La Chronique Agora

Nouveau capitalisme… vieilles sottises

** Nous continuons de penser à cette idée de capitalisme d’une Nouvelle Ere. Dans l’ancienne version du capitalisme, les propriétaires étaient radins. Leur idée, c’était d’exploiter la main d’œuvre… pas de se faire exploiter par elle. Mais ça a changé aussi. Les capitalistes semblent avoir perdu la tête ; ils pensent que le Zoo-capitalisme n’a que de bons côtés. Et puisqu’il n’y a que de bons côtés, il n’y a pas de raisons de s’inquiéter des mauvais. Contrôle des coûts ? Bah, tout le monde va s’enrichir — pourquoi se donner la peine d’être un grippe-sou ? Ils placent également une confiance démesurée dans l’argent et les compensations financières. Ils pensent donc qu’en payant grassement des dirigeants… ou des gestionnaires financiers… ils obtiendront des rendements spectaculaires. Donnez aux dirigeants des stock options géantes, pensent-ils, et ils feront de gros profits. De même, donnez un gros pourcentage des gains aux gestionnaires de hedge funds… et ils feront de gros gains.

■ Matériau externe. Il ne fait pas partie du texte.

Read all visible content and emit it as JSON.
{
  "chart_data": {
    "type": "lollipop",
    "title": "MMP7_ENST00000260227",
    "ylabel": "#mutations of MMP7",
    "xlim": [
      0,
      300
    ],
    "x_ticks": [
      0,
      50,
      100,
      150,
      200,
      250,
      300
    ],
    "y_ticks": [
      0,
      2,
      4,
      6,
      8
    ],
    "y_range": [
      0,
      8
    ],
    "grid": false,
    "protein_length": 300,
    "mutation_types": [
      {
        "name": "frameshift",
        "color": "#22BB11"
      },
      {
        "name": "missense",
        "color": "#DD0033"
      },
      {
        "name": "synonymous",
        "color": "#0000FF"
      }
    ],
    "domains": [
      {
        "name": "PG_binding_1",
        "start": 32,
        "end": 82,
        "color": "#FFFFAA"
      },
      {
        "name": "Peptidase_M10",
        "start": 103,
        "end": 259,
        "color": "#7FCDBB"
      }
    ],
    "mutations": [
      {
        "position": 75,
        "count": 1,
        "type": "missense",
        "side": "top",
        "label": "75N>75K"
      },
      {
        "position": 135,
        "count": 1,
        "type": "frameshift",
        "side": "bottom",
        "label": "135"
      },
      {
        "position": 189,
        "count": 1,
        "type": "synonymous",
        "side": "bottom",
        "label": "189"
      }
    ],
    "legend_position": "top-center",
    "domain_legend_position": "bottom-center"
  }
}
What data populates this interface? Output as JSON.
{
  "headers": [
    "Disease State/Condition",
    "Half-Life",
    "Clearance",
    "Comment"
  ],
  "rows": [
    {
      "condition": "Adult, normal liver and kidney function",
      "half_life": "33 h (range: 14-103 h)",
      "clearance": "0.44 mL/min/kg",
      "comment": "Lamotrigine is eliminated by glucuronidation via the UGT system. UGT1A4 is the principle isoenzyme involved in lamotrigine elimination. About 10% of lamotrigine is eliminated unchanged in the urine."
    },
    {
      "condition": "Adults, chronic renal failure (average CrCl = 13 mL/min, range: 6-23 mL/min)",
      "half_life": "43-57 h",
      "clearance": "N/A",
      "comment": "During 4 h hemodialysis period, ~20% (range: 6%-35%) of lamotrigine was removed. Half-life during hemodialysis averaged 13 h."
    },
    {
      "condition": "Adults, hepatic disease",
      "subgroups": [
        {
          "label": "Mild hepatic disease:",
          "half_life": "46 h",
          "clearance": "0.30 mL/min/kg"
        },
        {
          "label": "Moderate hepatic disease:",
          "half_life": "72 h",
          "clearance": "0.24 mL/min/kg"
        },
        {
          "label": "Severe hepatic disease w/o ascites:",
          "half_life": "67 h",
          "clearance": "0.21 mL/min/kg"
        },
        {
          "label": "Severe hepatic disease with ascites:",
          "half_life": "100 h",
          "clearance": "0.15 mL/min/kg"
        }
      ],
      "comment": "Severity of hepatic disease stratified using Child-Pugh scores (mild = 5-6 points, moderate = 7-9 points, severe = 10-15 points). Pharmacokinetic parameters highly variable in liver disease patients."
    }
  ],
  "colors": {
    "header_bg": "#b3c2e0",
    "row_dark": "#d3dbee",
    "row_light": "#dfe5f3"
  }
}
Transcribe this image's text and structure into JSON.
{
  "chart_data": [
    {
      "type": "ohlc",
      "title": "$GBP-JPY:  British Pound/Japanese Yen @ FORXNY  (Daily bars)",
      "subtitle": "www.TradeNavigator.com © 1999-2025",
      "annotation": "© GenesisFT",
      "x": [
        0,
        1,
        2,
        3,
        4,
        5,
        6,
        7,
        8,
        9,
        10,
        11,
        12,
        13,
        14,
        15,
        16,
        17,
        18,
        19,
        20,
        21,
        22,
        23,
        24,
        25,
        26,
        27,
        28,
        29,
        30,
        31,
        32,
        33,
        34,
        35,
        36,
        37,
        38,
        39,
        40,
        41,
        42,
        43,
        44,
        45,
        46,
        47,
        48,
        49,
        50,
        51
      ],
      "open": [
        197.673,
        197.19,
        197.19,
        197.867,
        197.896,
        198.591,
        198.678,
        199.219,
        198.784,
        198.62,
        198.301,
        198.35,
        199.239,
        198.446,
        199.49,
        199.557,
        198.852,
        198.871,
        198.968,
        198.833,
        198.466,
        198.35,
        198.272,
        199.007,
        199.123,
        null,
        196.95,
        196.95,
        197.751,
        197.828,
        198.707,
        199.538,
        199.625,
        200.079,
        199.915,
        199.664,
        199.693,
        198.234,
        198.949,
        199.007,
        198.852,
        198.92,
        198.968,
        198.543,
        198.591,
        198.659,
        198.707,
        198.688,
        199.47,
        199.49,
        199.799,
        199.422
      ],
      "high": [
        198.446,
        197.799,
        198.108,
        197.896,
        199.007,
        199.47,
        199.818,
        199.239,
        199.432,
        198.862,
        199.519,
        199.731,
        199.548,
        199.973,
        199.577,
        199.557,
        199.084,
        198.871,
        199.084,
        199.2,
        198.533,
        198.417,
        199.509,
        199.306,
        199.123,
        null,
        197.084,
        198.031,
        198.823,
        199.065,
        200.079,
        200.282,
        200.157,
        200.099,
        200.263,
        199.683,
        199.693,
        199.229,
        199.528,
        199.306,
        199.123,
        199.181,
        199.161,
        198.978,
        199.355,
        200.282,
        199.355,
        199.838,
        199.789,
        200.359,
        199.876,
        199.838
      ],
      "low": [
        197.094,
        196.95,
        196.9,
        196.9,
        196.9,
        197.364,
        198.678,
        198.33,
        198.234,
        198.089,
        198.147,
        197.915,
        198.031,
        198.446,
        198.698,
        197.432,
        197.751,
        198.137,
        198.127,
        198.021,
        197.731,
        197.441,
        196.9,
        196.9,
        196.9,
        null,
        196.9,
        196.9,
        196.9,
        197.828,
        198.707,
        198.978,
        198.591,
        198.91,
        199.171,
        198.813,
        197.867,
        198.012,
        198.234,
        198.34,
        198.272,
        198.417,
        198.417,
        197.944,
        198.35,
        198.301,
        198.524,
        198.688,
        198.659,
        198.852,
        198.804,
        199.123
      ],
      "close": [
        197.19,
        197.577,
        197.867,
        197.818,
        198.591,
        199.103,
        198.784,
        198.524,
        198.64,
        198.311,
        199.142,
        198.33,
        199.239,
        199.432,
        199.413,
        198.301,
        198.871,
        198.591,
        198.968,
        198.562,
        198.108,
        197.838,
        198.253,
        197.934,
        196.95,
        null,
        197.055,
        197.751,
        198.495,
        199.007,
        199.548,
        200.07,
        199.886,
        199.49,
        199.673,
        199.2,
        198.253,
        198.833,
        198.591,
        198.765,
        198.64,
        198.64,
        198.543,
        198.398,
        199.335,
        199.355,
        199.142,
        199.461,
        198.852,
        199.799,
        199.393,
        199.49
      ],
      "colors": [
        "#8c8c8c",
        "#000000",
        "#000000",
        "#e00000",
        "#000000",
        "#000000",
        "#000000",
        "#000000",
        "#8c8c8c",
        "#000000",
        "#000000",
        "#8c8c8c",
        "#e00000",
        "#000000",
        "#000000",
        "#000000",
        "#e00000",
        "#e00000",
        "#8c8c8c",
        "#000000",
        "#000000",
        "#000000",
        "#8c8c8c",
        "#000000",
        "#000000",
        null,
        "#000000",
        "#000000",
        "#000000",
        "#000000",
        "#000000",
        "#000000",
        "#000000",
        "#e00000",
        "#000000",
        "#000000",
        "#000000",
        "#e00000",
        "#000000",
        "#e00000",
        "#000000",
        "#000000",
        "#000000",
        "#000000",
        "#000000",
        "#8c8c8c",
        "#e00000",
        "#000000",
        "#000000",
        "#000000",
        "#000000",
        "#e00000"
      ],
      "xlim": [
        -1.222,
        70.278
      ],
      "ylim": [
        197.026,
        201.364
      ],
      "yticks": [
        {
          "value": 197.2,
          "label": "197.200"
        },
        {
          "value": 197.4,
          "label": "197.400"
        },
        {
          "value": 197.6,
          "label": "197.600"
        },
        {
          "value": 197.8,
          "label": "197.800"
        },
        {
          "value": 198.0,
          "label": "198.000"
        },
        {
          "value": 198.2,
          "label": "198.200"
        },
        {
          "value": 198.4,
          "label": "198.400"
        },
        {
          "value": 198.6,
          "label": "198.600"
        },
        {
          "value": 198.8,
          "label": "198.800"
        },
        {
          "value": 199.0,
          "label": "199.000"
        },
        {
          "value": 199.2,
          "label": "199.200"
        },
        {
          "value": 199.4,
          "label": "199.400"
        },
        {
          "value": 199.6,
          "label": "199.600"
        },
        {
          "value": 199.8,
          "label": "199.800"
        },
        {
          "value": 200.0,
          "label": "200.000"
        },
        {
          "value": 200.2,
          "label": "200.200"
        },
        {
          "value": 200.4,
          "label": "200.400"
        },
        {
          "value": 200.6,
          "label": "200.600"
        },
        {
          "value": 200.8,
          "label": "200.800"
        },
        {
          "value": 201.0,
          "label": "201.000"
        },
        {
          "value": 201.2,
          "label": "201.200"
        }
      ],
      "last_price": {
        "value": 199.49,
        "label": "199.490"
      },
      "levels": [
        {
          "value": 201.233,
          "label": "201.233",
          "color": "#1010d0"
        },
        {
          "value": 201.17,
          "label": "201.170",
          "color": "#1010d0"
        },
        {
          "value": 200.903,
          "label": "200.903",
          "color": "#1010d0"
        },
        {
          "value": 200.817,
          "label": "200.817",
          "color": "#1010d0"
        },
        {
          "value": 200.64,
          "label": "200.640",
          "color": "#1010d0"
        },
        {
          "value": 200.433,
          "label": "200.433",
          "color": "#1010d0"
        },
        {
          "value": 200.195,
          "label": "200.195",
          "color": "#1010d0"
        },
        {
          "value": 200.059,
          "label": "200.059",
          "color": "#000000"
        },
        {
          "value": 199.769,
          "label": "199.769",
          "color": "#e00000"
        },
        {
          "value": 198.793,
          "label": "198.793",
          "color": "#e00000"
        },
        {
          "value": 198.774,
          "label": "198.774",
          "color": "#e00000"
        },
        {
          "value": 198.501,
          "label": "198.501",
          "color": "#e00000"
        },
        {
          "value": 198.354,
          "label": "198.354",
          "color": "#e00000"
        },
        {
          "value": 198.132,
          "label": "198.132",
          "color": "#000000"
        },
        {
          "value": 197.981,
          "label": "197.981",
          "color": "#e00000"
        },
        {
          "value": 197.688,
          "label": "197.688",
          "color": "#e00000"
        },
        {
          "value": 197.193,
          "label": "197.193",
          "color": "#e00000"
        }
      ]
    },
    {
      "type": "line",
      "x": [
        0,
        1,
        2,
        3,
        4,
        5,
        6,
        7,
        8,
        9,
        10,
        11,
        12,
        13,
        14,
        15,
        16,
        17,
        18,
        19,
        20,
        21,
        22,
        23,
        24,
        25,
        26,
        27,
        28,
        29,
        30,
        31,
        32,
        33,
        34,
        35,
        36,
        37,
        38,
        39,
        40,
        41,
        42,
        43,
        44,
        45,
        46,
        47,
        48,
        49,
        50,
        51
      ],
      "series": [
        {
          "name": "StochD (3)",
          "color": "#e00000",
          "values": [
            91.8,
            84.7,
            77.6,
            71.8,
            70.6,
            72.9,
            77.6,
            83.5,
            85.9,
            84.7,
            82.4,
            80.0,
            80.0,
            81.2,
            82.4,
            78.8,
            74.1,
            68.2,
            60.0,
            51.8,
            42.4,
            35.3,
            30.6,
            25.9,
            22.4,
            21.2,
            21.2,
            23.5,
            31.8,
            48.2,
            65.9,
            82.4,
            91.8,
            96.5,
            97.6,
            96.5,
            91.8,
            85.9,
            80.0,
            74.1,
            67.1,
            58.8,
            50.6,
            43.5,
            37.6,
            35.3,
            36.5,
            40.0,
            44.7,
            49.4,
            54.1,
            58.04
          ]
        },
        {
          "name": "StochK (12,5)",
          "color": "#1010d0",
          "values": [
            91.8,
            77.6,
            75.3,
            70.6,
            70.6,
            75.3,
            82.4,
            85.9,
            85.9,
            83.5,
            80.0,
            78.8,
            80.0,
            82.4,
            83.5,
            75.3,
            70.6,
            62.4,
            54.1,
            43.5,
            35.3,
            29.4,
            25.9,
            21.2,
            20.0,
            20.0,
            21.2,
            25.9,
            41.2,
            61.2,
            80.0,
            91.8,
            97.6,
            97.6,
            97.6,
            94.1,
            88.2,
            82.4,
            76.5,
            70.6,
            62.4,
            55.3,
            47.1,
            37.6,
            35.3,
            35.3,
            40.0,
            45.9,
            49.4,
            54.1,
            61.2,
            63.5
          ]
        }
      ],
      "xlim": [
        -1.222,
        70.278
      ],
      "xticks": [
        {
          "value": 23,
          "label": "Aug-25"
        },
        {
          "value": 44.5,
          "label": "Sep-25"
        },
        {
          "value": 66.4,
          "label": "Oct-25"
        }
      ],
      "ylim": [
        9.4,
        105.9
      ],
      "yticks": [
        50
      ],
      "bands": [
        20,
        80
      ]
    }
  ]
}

* Du point de vue purement logique, cela semble absurde. Si un dirigeant n’arrive pas à faire des profits avec un salaire d’un million de dollars par an, comment y parviendra-t-il avec deux millions de dollars ? Et pourquoi les gestionnaires compétents devraient-ils être payés beaucoup plus cher qu’avant l’avènement de la Nouvelle Ere ? Toutes les générations doivent avoir un certain nombre de gestionnaires compétents ; si les salaires n’étaient que d’un million de dollars par an, plutôt que 10, que feraient-ils ? …routiers ?

* Et les gestionnaires de hedge funds… ou les autres professionnels de la finance ? Même si leurs salaires étaient divisés par deux, ils ne changeraient probablement pas de profession pour devenir cuisiniers de fast-food.

* Toute l’idée du Nouveau Capitalisme n’est qu’une escroquerie. On ne peut pas abandonner le bon sens et les critères de prudence simplement parce qu’un fêlé vous annonce que le nouveau marché libre vous rendra riche. Le vieux marché libre peut vous rendre riche, mais pas si vous ignorez les anciennes règles qui l’accompagnent.

** Pour terminer, un lecteur nous écrit :

* "J’apprécie vraiment vos Chroniques, et je les attends avec impatience tous les jours. J’aimerais vous raconter une petite histoire sur le roi Canute.

* "Loin d’être un idiot, Canute était en fait considéré comme un roi sage et bienveillant. Son empire couvrait une bonne partie de la Scandinavie, du nord de la France et de l’Angleterre. Grâce à une devise commune (basée sur du métal, bien entendu) et des échanges relativement libres, il a considérablement développé l’économie anglaise. En signant en 1016 un accord avec Edmond "Côte-de-Fer", qui était alors roi d’Angleterre, précisant qu’ils règneraient ensemble jusqu’à ce que l’un d’entre eux meure (Edmond était gravement blessé à l’époque, suite à une bataille), il évita un bain de sang. Mais il reste le mythe…"

* "On raconte toujours l’histoire de Canute comme si, faisant étalage de son arrogance, il s’était rué dans les vagues en ordonnant à la marée de se retirer. En fait, c’est l’inverse qui s’est passé. Canute, lassé des flatteries et des attentes irréalistes de sa cour, mit son trône dans le sable, et demanda à la marée de se retirer".

* "Evidemment, la mer continua de monter ; il se tourna donc vers ses courtisans et leur expliqua qu’il y a une limite à tout — même aux pouvoirs d’un roi. Je pense que c’était une excellente leçon de choses, bien expliquée".

* "Une fois encore, j’apprécie vraiment vos écrits ; je me demandais si vous ne pourriez pas corriger cette mauvaise lecture de l’histoire de Canute, d’autant que la véritable histoire semble particulièrement appropriée à la situation actuelle, notamment en ce qui concerne les prêts subprime. Tous les courtisans — les banques, les médias, les garants obligataires, les débiteurs noyés sous les dettes — s’attendent à ce que le ‘roi’ (Bernanke ? Paulson ? Bush ?) fasse refluer la marée. Mais vous savez aussi bien que moi que cela ne peut pas arriver."